Milano, 9 maggio 2026 – Le indagini sull’omicidio di Chiara Poggi, avvenuto nel 2007 a Garlasco, si arricchiscono di nuovi dettagli riguardanti il presunto accesso ai video intimi della vittima da parte di Andrea Sempio, attualmente indagato per il delitto. Un elemento chiave emerso dalla relazione conclusiva dei carabinieri di Milano riguarda proprio la possibilità che Sempio abbia sottratto o visionato quei filmati, conservati sul computer condiviso con il fratello di Chiara, Marco Poggi.
Il video intimo e la nuova pista investigativa legata a Sempio
Secondo quanto riportato dai militari, nel soliloquio intercettato nella sua auto, Andrea Sempio dimostra di essere a conoscenza dell’esistenza di un video intimo tra Chiara Poggi e il fidanzato Alberto Stasi. Il sospetto è che Sempio abbia potuto accedere a quel materiale o alla presenza del computer di Marco Poggi, o in modo furtivo attraverso una pen drive rinvenuta nella casa della vittima e sottoposta ad una nuova consulenza informatica. Questo video, girato consapevolmente da Chiara e Alberto, era custodito in una cartella protetta da password sul pc di famiglia. La stessa Chiara, infatti, aveva manifestato il timore che il suo segreto fosse stato violato, tanto da impostare una protezione per il file.
La convinzione che Sempio fosse a conoscenza dei video è ulteriormente rafforzata dalle intercettazioni, nelle quali emerge che egli sapeva che Chiara si trovava da sola in casa al momento del delitto. Un dettaglio che gli inquirenti definiscono “inquietante” vista la natura privata e riservata di quei filmati.
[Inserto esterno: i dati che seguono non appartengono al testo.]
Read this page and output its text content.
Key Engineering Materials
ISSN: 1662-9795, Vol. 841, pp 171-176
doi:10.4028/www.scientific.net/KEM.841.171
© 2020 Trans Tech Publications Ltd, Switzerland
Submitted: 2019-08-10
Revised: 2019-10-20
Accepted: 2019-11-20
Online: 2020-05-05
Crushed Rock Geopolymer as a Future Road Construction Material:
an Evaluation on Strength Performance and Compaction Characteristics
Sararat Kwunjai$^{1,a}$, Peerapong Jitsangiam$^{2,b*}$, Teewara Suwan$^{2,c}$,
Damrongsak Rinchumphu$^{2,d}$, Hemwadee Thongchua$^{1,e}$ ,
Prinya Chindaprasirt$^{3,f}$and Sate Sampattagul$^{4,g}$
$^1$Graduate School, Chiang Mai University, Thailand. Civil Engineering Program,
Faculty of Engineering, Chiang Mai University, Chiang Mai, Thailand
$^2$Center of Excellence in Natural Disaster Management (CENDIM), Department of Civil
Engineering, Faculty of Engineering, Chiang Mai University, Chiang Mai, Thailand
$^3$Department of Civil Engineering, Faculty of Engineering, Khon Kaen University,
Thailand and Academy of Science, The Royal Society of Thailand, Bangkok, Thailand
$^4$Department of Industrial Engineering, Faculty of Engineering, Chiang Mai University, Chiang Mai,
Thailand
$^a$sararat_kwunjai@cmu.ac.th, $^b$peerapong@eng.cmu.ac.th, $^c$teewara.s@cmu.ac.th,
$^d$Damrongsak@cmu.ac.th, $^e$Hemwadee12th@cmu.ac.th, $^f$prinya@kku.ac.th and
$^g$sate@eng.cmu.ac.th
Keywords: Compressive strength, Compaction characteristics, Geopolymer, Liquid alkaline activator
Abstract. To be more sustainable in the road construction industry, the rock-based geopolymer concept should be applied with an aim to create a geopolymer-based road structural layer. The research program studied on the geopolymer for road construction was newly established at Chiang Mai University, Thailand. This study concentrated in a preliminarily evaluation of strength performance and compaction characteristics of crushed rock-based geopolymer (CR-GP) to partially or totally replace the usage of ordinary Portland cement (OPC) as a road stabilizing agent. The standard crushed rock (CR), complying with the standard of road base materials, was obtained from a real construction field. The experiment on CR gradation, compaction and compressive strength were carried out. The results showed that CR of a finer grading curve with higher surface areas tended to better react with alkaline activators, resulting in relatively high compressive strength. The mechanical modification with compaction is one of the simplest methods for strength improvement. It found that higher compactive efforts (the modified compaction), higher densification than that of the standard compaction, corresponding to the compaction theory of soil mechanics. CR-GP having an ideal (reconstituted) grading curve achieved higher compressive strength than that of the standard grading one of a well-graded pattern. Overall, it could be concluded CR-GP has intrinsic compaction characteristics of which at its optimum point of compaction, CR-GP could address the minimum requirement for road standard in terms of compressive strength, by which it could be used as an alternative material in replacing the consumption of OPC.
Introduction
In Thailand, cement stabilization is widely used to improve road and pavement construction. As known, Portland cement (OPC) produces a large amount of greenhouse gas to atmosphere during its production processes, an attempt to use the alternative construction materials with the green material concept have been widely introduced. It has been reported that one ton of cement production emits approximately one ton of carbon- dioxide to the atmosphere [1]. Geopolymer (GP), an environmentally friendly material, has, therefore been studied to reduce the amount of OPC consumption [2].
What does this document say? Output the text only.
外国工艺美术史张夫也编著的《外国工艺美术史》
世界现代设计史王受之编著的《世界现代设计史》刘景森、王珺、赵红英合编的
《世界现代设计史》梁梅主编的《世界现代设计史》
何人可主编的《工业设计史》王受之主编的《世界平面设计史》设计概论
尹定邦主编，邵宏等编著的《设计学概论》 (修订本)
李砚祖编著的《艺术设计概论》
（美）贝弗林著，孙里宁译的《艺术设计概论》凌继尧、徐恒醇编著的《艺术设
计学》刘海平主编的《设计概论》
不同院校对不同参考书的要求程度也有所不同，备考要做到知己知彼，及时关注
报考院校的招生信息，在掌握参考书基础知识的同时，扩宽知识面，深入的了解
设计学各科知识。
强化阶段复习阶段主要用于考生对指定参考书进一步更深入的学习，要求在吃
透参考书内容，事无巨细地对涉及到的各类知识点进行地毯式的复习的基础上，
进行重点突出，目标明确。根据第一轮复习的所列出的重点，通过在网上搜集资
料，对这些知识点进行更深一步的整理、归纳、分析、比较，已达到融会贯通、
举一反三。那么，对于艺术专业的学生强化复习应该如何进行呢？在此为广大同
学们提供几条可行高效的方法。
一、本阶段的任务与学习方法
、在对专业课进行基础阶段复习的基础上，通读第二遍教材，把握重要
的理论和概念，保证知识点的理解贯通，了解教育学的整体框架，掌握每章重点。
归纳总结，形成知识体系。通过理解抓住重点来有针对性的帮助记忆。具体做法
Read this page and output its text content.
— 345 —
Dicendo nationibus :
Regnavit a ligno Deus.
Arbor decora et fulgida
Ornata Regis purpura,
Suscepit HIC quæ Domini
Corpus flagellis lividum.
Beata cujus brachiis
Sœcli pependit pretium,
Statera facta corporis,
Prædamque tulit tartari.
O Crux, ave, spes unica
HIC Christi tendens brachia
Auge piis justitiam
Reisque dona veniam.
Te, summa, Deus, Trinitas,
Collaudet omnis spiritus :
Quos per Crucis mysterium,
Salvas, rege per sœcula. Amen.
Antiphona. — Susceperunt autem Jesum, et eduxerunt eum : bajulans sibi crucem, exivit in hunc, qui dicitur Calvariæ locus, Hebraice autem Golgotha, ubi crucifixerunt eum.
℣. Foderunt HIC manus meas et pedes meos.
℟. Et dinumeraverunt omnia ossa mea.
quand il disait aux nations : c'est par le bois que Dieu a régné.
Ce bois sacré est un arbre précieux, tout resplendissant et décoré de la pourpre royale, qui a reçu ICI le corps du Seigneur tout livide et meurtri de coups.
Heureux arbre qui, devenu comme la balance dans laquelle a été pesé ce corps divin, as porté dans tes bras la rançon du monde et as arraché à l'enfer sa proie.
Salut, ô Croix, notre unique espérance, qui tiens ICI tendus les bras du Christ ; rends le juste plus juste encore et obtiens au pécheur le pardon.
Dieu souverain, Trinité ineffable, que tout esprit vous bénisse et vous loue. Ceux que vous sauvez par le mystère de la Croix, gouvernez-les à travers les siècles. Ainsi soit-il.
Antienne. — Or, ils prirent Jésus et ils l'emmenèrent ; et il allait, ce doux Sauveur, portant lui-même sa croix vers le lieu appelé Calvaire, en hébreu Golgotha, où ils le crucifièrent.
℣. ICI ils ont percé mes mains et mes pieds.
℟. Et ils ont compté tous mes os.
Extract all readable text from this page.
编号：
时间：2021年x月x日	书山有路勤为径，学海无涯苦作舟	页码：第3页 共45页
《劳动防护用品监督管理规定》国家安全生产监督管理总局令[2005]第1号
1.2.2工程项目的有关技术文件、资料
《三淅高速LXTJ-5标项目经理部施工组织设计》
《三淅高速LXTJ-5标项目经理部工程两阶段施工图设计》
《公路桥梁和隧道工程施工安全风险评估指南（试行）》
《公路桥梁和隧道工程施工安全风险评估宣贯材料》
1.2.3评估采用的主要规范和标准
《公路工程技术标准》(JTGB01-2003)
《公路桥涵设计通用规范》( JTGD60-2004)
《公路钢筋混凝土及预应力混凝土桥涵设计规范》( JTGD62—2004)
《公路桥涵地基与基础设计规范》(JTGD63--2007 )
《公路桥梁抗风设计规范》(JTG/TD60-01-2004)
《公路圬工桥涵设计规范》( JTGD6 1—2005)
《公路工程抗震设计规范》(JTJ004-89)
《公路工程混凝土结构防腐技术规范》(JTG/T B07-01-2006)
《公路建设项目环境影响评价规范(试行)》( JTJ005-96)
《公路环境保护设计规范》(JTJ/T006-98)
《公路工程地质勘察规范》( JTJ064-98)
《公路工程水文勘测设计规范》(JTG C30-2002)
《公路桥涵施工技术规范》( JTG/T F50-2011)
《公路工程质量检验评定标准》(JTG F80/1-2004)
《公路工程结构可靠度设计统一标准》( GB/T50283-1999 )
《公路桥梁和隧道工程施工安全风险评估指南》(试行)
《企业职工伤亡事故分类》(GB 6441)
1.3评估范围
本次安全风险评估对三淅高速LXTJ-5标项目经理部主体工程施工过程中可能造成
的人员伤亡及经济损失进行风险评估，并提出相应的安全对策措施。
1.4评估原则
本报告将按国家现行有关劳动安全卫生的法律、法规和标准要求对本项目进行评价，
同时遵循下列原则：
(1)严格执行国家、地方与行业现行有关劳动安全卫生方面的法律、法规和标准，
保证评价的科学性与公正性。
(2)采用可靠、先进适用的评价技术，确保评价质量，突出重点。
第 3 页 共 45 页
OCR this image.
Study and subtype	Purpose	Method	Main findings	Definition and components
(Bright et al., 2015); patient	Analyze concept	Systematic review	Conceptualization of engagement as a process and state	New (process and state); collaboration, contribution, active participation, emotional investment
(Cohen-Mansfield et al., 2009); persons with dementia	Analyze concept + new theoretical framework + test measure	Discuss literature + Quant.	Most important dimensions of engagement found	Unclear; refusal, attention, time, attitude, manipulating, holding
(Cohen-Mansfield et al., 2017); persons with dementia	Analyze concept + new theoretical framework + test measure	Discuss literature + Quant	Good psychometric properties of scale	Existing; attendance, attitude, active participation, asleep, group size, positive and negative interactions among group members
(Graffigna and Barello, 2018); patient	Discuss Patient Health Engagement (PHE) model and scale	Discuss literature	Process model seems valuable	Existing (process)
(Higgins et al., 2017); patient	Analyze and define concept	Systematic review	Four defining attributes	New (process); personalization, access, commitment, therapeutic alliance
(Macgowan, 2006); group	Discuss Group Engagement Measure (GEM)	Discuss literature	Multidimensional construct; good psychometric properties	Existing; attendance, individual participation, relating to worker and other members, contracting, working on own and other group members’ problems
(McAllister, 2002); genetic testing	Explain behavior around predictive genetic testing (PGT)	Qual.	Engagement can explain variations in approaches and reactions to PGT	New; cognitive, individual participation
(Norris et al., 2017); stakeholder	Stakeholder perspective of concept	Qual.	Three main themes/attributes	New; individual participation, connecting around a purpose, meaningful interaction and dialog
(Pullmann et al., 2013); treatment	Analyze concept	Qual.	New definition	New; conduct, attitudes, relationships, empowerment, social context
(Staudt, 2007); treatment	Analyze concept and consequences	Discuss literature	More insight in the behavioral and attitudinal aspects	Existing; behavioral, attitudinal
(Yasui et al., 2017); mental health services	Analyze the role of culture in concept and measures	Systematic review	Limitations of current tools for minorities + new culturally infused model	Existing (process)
La testimonianza dell’ex docente di Marco Poggi
Nel frattempo, si è espresso anche Luigi Pasini, ex docente di Marco Poggi all’istituto tecnico Casale di Vigevano, il quale ha ricordato con stima la famiglia Poggi e la loro capacità di affrontare con pazienza il dolore e la pressione mediatica legata al caso. Pasini ha inoltre sottolineato l’importanza del lavoro degli operatori della giustizia e dei giornalisti nel mantenere alto il rigore etico e legale durante questa complessa vicenda giudiziaria.
Queste nuove rivelazioni si inseriscono in un quadro investigativo che, a quasi vent’anni dall’omicidio, continua a sollevare interrogativi e a spingere gli inquirenti verso una verità ancora sfuggente, con un focus particolare sulla possibile esistenza di un movente legato alla diffusione non autorizzata di immagini intime. Le prossime audizioni e le analisi informatiche saranno decisive per chiarire il ruolo di Andrea Sempio e l’effettiva portata delle sue conoscenze sul materiale video custodito dalla famiglia Poggi.